2 - Em caso de empate o Presidente do Conselho tem voto de qualidade.
Artigo 11.º
Direitos e Deveres dos membros
Todos os membros do Conselho têm o dever de participar nas respetivas reuniões e de elaborar os pareceres que lhes sejam cometidos e o direito de usar da palavra, apresentar propostas sobre as matérias em debate e de participar na elaboração de qualquer parecer apresentando estudos, propostas e sugestões.
Artigo 12.º
Elaboração dos pareceres
1 - Para o exercício das suas competências, os pareceres são elaborados por um membro do Conselho, designado pelo Presidente.
2 - Sempre que a matéria em causa o justifique poderão ser constituídos grupos de trabalho para elaboração e apresentação de um projeto de parecer.
Artigo 13.º
Aprovação dos pareceres
1 - Os projetos de parecer são apresentados aos membros do Conselho com a antecedência mínima de dois dias úteis sobre a data da reunião agendada para o seu debate e aprovação.
2 - Os pareceres são votados globalmente, considerando-se aprovados quando reúnam o voto favorável da maioria dos membros presentes na reunião.
3 - Quando um parecer for aprovado com votos contra, os membros discordantes podem requerer que conste do respetivo parecer a sua declaração de voto.
Artigo 14.º
Conhecimento dos pareceres
Os pareceres aprovados pelo Conselho são remetidos à Câmara Municipal e à Assembleia Municipal, para conhecimento.
Artigo 15.º
Atas das reuniões
1 - De cada reunião será lavrada ata, na qual se registará o que de essencial se tiver passado, nomeadamente a data e o local da reunião, a ordem do dia, os membros presentes, os assuntos apreciados, as deliberações tomadas, a forma e o resultado das respetivas votações e as decisões do Presidente do Conselho.
2 - As atas são postas à aprovação de todos os membros no final da respetiva reunião ou no início da reunião seguinte.
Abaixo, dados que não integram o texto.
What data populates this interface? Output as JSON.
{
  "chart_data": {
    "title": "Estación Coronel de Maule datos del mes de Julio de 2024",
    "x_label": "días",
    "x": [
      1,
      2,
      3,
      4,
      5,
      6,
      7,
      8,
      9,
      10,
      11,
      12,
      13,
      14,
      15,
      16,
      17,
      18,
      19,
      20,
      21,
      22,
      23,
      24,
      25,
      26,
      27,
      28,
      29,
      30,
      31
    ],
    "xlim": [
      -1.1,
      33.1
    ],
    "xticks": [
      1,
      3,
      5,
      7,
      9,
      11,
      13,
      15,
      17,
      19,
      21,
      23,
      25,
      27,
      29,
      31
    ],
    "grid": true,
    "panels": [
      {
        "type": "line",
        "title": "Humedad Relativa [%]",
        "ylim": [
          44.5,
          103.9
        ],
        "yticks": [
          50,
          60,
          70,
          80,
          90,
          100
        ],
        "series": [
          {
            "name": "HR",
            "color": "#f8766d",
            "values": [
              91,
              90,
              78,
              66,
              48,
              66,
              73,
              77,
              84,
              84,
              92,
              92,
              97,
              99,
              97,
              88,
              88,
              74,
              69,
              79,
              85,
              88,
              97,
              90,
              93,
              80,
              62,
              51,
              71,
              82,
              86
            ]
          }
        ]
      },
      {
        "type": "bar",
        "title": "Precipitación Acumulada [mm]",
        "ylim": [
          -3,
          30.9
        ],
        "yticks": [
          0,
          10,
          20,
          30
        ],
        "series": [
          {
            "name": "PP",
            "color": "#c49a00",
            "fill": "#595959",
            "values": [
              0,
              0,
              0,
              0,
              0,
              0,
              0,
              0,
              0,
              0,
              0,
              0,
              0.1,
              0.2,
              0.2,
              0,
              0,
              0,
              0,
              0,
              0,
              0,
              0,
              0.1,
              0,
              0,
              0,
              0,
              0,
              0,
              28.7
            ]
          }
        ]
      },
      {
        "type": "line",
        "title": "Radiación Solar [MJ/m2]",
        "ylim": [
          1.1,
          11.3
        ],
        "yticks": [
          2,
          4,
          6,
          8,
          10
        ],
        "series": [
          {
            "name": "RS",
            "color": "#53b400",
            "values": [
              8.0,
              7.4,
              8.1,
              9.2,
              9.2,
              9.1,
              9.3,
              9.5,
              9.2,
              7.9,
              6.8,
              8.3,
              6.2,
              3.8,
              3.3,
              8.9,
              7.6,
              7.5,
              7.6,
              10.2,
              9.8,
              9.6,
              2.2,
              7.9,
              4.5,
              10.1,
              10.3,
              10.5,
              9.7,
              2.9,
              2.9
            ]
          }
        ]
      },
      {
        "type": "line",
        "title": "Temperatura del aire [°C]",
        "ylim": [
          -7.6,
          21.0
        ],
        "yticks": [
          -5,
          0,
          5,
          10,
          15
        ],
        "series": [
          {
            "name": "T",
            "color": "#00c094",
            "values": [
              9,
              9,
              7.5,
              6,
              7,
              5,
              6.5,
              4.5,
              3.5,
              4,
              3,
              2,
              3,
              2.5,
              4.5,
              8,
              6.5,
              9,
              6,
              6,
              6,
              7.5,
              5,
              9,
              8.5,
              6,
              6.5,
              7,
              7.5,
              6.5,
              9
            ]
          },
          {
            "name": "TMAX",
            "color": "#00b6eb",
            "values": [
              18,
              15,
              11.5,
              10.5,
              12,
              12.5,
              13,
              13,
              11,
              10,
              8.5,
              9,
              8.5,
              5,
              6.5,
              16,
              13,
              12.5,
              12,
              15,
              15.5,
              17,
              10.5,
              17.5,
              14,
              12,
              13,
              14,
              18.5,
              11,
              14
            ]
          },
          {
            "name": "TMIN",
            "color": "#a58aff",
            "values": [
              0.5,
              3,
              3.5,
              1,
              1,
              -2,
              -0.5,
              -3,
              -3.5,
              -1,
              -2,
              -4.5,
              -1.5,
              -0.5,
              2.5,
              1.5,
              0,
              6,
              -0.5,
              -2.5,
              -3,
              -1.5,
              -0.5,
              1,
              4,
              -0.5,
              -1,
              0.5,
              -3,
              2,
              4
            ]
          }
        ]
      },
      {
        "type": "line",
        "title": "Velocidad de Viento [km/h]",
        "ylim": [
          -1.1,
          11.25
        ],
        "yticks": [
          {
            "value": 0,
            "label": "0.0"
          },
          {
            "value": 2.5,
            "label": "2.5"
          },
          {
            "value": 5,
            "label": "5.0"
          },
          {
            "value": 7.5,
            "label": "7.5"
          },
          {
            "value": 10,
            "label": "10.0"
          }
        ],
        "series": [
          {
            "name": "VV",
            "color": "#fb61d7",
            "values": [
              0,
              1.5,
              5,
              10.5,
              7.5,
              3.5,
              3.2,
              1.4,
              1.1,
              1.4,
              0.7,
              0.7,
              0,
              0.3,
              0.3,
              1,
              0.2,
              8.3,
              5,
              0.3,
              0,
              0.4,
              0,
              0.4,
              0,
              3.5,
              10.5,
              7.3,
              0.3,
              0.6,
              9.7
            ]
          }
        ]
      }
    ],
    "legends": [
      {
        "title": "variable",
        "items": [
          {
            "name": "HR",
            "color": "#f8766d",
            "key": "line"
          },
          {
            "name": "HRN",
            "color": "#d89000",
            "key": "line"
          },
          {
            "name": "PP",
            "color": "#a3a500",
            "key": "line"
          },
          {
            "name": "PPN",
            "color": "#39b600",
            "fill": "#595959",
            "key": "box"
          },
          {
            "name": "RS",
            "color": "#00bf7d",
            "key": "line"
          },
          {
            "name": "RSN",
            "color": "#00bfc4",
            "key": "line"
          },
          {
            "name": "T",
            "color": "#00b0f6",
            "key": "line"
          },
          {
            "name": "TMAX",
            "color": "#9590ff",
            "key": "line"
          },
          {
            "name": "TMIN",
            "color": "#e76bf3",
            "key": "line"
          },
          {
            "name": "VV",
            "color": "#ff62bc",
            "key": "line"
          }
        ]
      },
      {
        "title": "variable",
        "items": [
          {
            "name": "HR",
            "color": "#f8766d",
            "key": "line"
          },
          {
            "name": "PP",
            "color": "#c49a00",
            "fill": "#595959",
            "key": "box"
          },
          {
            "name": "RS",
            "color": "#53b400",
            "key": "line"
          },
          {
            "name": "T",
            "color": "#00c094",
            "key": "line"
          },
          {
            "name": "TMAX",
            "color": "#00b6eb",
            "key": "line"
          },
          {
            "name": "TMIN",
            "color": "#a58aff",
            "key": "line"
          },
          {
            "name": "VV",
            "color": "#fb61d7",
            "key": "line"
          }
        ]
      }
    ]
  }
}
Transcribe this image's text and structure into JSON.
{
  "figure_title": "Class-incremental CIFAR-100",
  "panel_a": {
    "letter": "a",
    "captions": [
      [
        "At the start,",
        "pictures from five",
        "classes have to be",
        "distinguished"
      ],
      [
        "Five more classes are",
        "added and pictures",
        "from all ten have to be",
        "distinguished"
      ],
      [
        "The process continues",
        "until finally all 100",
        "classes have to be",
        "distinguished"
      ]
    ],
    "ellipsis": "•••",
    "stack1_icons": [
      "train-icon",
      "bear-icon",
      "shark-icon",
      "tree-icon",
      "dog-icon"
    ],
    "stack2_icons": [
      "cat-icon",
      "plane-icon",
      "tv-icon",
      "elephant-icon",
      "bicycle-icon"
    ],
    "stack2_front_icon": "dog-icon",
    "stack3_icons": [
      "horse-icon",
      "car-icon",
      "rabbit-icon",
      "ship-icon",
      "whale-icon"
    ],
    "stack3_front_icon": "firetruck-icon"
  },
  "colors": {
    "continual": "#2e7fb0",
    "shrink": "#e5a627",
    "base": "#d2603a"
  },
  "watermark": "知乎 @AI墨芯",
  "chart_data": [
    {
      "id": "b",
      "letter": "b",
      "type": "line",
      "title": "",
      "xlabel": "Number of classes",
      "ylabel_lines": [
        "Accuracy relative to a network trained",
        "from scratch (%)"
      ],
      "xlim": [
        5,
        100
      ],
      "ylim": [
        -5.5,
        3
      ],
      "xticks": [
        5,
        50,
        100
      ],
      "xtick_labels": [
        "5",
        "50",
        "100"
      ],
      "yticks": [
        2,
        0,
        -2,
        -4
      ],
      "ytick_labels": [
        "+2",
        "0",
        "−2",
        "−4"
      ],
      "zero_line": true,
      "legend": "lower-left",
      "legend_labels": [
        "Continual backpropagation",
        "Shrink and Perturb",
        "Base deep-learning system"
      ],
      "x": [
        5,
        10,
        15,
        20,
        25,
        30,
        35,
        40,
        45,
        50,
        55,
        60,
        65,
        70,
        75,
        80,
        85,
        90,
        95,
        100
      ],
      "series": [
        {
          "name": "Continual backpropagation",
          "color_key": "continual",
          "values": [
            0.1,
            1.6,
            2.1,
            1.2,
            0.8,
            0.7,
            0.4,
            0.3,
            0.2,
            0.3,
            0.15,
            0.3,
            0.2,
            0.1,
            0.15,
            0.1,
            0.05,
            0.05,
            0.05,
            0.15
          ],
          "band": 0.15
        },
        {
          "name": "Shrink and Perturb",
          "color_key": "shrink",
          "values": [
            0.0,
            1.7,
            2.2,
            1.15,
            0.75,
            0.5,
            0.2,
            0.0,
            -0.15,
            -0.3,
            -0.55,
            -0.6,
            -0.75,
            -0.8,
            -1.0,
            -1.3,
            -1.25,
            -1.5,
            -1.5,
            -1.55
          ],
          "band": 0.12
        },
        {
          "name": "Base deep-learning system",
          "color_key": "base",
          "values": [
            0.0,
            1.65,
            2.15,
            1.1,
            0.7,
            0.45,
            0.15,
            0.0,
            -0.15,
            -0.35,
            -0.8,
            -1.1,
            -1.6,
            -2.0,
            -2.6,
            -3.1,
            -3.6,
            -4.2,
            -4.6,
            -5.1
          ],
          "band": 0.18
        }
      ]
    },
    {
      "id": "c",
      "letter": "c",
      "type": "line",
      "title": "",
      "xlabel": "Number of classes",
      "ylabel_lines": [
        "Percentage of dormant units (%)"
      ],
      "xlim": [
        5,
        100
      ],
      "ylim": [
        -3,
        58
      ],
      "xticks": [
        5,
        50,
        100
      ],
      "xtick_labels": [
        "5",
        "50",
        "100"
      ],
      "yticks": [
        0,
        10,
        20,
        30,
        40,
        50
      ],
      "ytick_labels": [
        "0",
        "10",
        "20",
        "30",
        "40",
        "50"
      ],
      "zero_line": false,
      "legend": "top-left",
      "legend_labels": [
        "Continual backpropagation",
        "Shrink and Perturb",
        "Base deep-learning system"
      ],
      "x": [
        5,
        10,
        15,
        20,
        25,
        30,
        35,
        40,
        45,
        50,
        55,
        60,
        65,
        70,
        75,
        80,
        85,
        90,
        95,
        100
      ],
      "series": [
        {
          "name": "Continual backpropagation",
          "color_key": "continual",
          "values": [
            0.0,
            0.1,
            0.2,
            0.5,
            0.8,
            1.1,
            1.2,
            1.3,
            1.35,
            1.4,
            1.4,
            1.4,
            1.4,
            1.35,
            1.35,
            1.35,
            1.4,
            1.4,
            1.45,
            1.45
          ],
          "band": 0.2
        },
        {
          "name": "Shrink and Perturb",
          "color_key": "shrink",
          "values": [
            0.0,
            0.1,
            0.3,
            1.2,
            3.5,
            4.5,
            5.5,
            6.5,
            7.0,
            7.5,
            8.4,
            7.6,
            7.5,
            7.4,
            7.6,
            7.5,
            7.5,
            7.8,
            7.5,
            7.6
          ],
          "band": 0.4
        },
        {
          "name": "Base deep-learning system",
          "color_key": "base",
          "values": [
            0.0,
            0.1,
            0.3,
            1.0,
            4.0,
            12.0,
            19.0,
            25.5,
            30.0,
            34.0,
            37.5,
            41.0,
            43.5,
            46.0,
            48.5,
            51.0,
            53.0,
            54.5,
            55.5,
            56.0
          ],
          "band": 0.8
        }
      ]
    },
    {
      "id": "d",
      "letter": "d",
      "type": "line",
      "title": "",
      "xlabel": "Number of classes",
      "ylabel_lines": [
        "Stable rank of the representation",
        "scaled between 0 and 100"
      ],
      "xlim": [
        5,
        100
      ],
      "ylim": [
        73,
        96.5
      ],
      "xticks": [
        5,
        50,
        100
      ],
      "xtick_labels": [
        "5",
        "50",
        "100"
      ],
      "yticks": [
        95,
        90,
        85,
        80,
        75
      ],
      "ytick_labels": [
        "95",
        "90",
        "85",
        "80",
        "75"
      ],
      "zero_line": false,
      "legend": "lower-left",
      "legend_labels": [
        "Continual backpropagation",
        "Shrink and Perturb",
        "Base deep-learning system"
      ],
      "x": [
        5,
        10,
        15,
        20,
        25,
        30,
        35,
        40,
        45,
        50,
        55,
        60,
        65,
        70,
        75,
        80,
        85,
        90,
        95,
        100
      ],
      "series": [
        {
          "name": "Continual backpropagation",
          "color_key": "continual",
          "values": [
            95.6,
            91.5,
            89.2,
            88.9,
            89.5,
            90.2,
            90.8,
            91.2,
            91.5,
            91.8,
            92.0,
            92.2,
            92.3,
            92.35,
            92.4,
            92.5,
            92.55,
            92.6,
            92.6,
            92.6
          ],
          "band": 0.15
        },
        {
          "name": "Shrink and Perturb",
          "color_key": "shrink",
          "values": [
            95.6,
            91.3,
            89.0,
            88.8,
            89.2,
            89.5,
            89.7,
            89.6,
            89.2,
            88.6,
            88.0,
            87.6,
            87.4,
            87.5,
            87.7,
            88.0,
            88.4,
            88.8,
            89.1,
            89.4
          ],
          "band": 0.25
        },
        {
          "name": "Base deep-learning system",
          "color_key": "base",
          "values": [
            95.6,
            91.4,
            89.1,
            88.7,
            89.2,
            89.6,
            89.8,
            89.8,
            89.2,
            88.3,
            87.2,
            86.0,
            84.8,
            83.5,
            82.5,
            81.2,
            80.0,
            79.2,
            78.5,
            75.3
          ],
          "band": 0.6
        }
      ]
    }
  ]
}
3 - As atas serão elaboradas pelo Secretário do Conselho, o qual, após a sua aprovação, as assinará conjuntamente com o Presidente do Conselho.
CAPÍTULO III
DISPOSIÇÕES FINAIS
Artigo 16.º
Instalação
Compete ao Presidente da Câmara Municipal assegurar a instalação do conselho no início de cada mandato autárquico.
Artigo 17.º
Duração dos mandatos
A duração dos mandatos dos membros do Conselho coincide com a do executivo municipal.
Artigo 18.º
Dúvidas e Omissões
1 - Em tudo o que não estiver previsto no presente Regulamento, aplica-se a lei em vigor, no âmbito da matéria que constitui o seu objeto.
2 - As dúvidas e omissões que subsistirem serão esclarecidas por despacho do Presidente da Câmara Municipal ou do Vereador com competências delegadas.
Artigo 19.º
Entrada em vigor
O presente regulamento entra em vigor no dia seguinte ao da sua publicação no Diário da República.
5 de setembro de 2025. - O Presidente da Câmara, Pedro do Nascimento Cabral.